The main goal of this program is to support the elimination of NTDs in Benin, Burkina Faso, Cameroon, Ghana, Guinea, Ivory Coast, Mali, Niger, Senegal, Sierra Leone and Togo. The project aims to make national NTD programs capable of sustaining treatment for long-term control programs for Schistosomiasis (SCH), Soil-Transmitted Helminthiasis (STH) and onchocerciasis and mainstream NTD programs into the national health system.

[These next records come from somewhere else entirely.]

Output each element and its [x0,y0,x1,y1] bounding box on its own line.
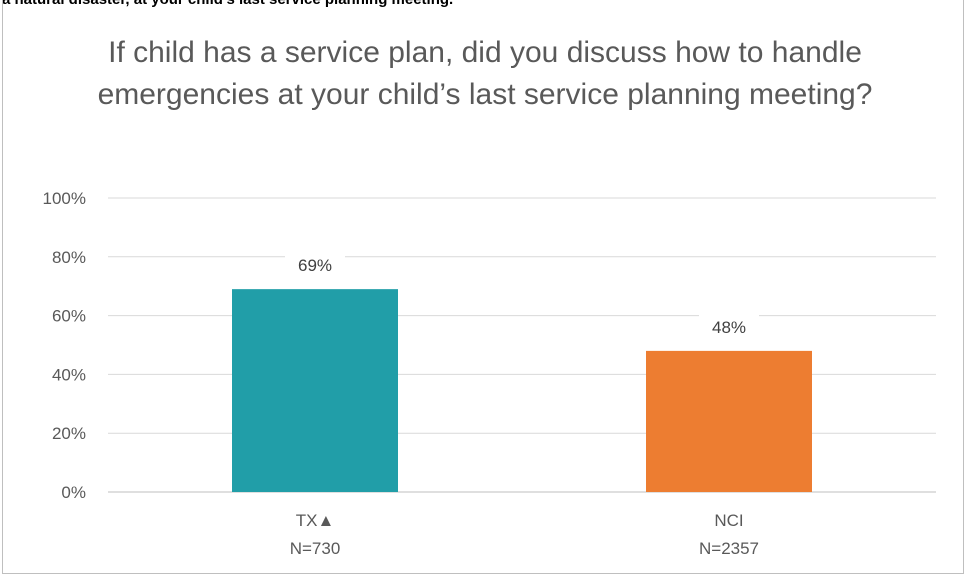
y-tick-label: 100% [43,189,86,208]
x-axis-tick-labels: TX▲ N=730 NCI N=2357 [290,511,759,558]
y-tick-label: 60% [52,307,86,326]
data-labels: 69% 48% [285,249,759,339]
x-tick-sublabel: N=2357 [699,539,759,558]
x-tick-label: NCI [714,511,743,530]
clipped-header-text: a natural disaster, at your child's last… [2,0,962,8]
data-label: 69% [298,256,332,275]
x-tick-sublabel: N=730 [290,539,341,558]
y-tick-label: 0% [61,483,86,502]
y-tick-label: 40% [52,365,86,384]
x-tick-label: TX▲ [296,511,335,530]
bar-0 [232,289,398,492]
data-label-background [285,249,345,278]
bars [232,289,812,492]
data-label: 48% [712,318,746,337]
bar-1 [646,350,812,492]
y-tick-label: 20% [52,424,86,443]
y-axis-tick-labels: 0% 20% 40% 60% 80% 100% [43,189,86,502]
y-tick-label: 80% [52,248,86,267]
data-label-background [699,310,759,339]
chart-title: If child has a service plan, did you dis… [97,36,873,111]
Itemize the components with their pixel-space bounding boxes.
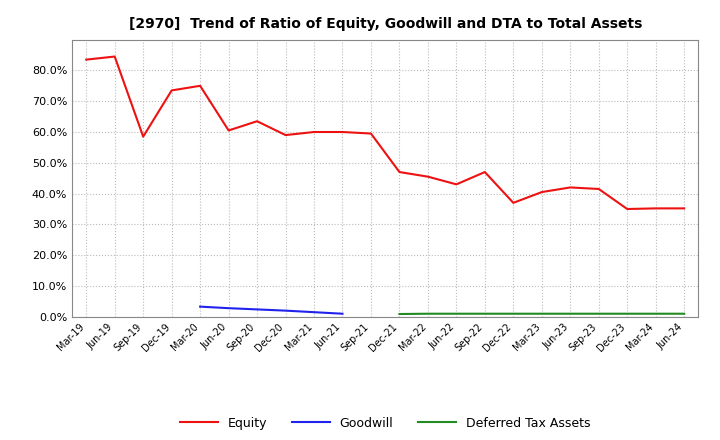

World Vision provides technical assistance and support to Act to End NTDs | West countries on strengthening cross-sectoral coordination for WASH, malaria, nutrition and school-based programming etc. Additionally, the project also aims to integrate NTD messaging into WASH, Malaria, Maternal and Child health and School Programming. In Ghana, WV works closely with the Ministry of Health and the Ghana Health Service in collaboration with FHI360 and consortium partners. Other relevant stakeholders include the School Health Education Program (SHEP) under the Ghana Education Service, the media and private institutions.
KIA Green Light Project
The KIA Green Light Project seeks to contribute to achieving the child wellbeing aspirations of reducing diseases and infections and ensuring that the children are well nourished in the Fanteakwa South District. The main goal is contributing to reduction of the maternal and child mortalities and morbidities in the Fanteakwa South District. The project is intended to improve health system and structures; reduce impact of vaccine preventable diseases and infections; and reduce malnutrition among children under five (5) through two broad specific objectives such as improve access and quality of health care services provided by health staff and volunteers and improve the health, nutrition and social well-being of the most vulnerable populations, including infants and young children. The project is located in Osino sub-district of Fanteakwa South District and will directly benefit 37,145 people made up of 15201 men, 15633 women, 2811 boys and 3500 girls. The major donor to the project is KIA Automobile Company of Korea. The 5-year project, which commenced in July, 2018 will be ending in June, 2023. The project is being implemented in partnership with KIA Motors, Korea and World Vision (Korea/Ghana). Additional implementation partners are Fanteakwa South District Assembly, Ghana Health Service (GHS), Department of Food and Agriculture (DoFA), Ghana Education Service and National Commission for Civic Education. To establish benchmarks for child wellbeing indicators baseline survey. Baseline data was collected in the following areas; Children U5 nutritional status, Maternal and child health, Immunization status for children U5, Type and level of institutional and community capacity building activities and the Knowledge and uptake of improved health behaviours at the community level. The project will establish an income generating activity as part of the processes to meet funding requirements for project sustainability. The income generating activity will financially sustain the operationalization of the health center and mobile clinic activities. The implementation will commence in November, 2020. To improve access to health care services especially in hard to reach areas of the district, the project will procure and deploy mobile clinic van to facilitate access to health care services.